Esta é uma história de ficção. E como às vezes a gente gostaria que a ficção se tornasse realidade, tenho certeza que muitos não se importariam de ser os protagonistas dessa história. Espero que vocês gostem. Vamos nessa.
Vamos começar com as apresentações. Meu nome é Andrés e tenho pouco mais de quarenta anos. Não sou um daqueles caras de calendário de bombeiro, mas também não estou todo estragado. Talvez umas duas cervejas a menos me ajudassem a diminuir o começo da barriguinha que já tá aparecendo, mas fora isso, tô em boa forma, tirando um problema no menisco que foi a origem dessa história. De resto, sou um cara comum, nem bonito nem feio, nem alto nem baixo. O tipo de homem que não chama atenção na rua.
Trabalho numa grande empresa multinacional. Até pouco tempo, tava no departamento de produção. Mas recentemente, um problema no menisco me forçou a procurar um trampo que não acabasse com meus joelhos.Por sorte, pouco depois de eu ter operado o joelho, o responsável pelo almoxarifado se aposentou, deixando uma vaga que acabou sendo muito disputada.Como mais uma dúzia de pessoas, eu me candidatei pra vaga. Era só mandar um currículo com nossas habilidades, estudos e situação pessoal pra decidir quem era a pessoa mais adequada pro trampo. No fim, consegui pegar a vaga. E, sem saber, arrumei uma inimiga junto.
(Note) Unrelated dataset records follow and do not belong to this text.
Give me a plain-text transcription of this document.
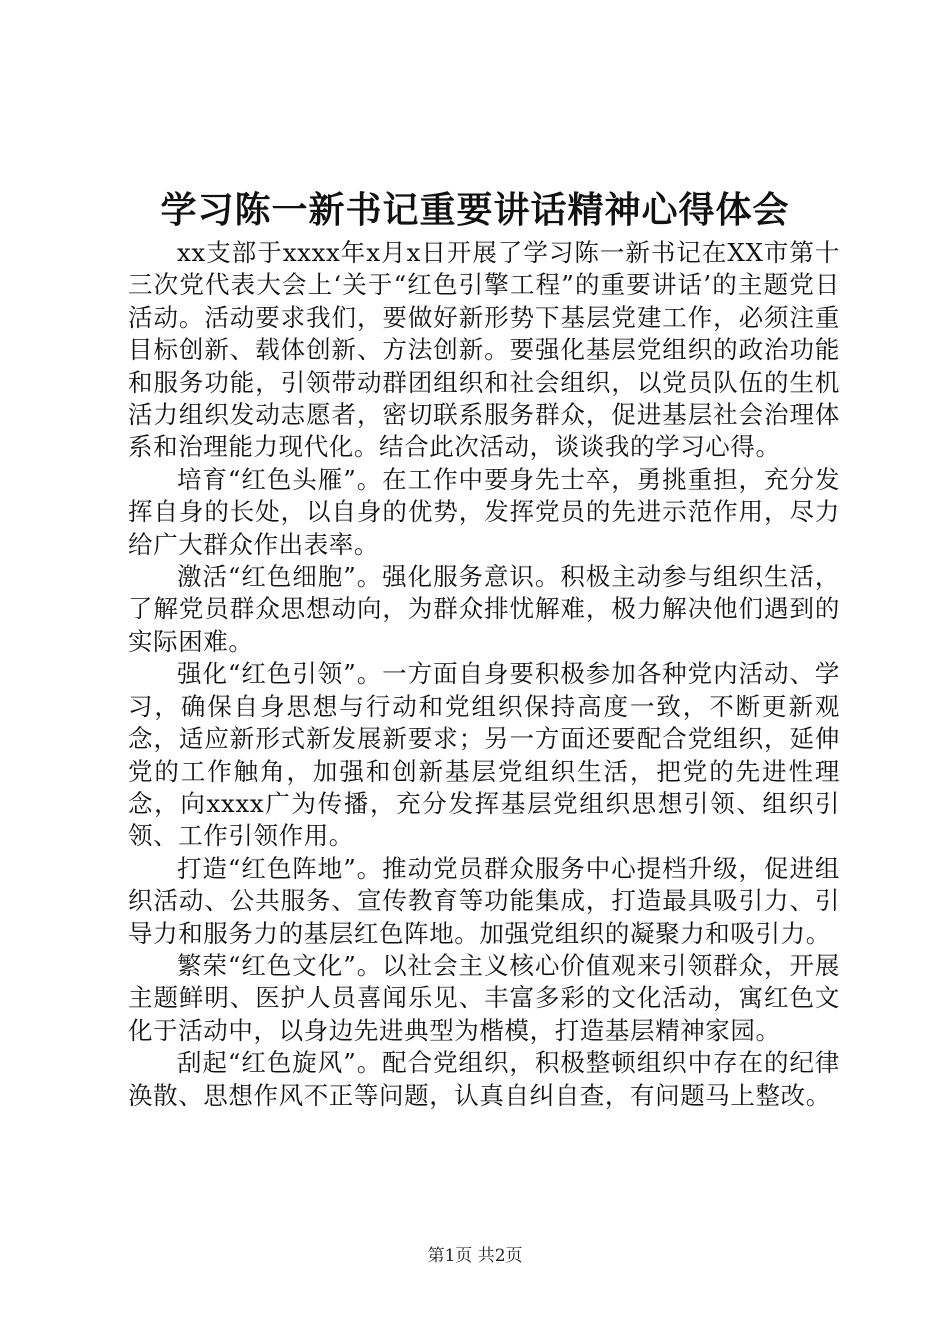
学习陈一新书记重要讲话精神心得体会

xx支部于xxxx年x月x日开展了学习陈一新书记在XX市第十三次党代表大会上‘关于“红色引擎工程”的重要讲话’的主题党日活动。活动要求我们，要做好新形势下基层党建工作，必须注重目标创新、载体创新、方法创新。要强化基层党组织的政治功能和服务功能，引领带动群团组织和社会组织，以党员队伍的生机活力组织发动志愿者，密切联系服务群众，促进基层社会治理体系和治理能力现代化。结合此次活动，谈谈我的学习心得。

培育“红色头雁”。在工作中要身先士卒，勇挑重担，充分发挥自身的长处，以自身的优势，发挥党员的先进示范作用，尽力给广大群众作出表率。

激活“红色细胞”。强化服务意识。积极主动参与组织生活，了解党员群众思想动向，为群众排忧解难，极力解决他们遇到的实际困难。

强化“红色引领”。一方面自身要积极参加各种党内活动、学习，确保自身思想与行动和党组织保持高度一致，不断更新观念，适应新形式新发展新要求；另一方面还要配合党组织，延伸党的工作触角，加强和创新基层党组织生活，把党的先进性理念，向xxxx广为传播，充分发挥基层党组织思想引领、组织引领、工作引领作用。

打造“红色阵地”。推动党员群众服务中心提档升级，促进组织活动、公共服务、宣传教育等功能集成，打造最具吸引力、引导力和服务力的基层红色阵地。加强党组织的凝聚力和吸引力。

繁荣“红色文化”。以社会主义核心价值观来引领群众，开展主题鲜明、医护人员喜闻乐见、丰富多彩的文化活动，寓红色文化于活动中，以身边先进典型为楷模，打造基层精神家园。

刮起“红色旋风”。配合党组织，积极整顿组织中存在的纪律涣散、思想作风不正等问题，认真自纠自查，有问题马上整改。

第1页 共2页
O primeiro dia no meu novo cargo, o antigo responsável me explicou como seria minha tarefa. Era fácil. Logo cedo, eu tinha que enviar pra cada seção os materiais pra produção do dia e depois conferir os estoques e preparar os do dia seguinte. No resto do dia, quase não tinha nada pra fazer, a não ser que surgisse algum imprevisto. Aquilo não era um emprego. Era um spa.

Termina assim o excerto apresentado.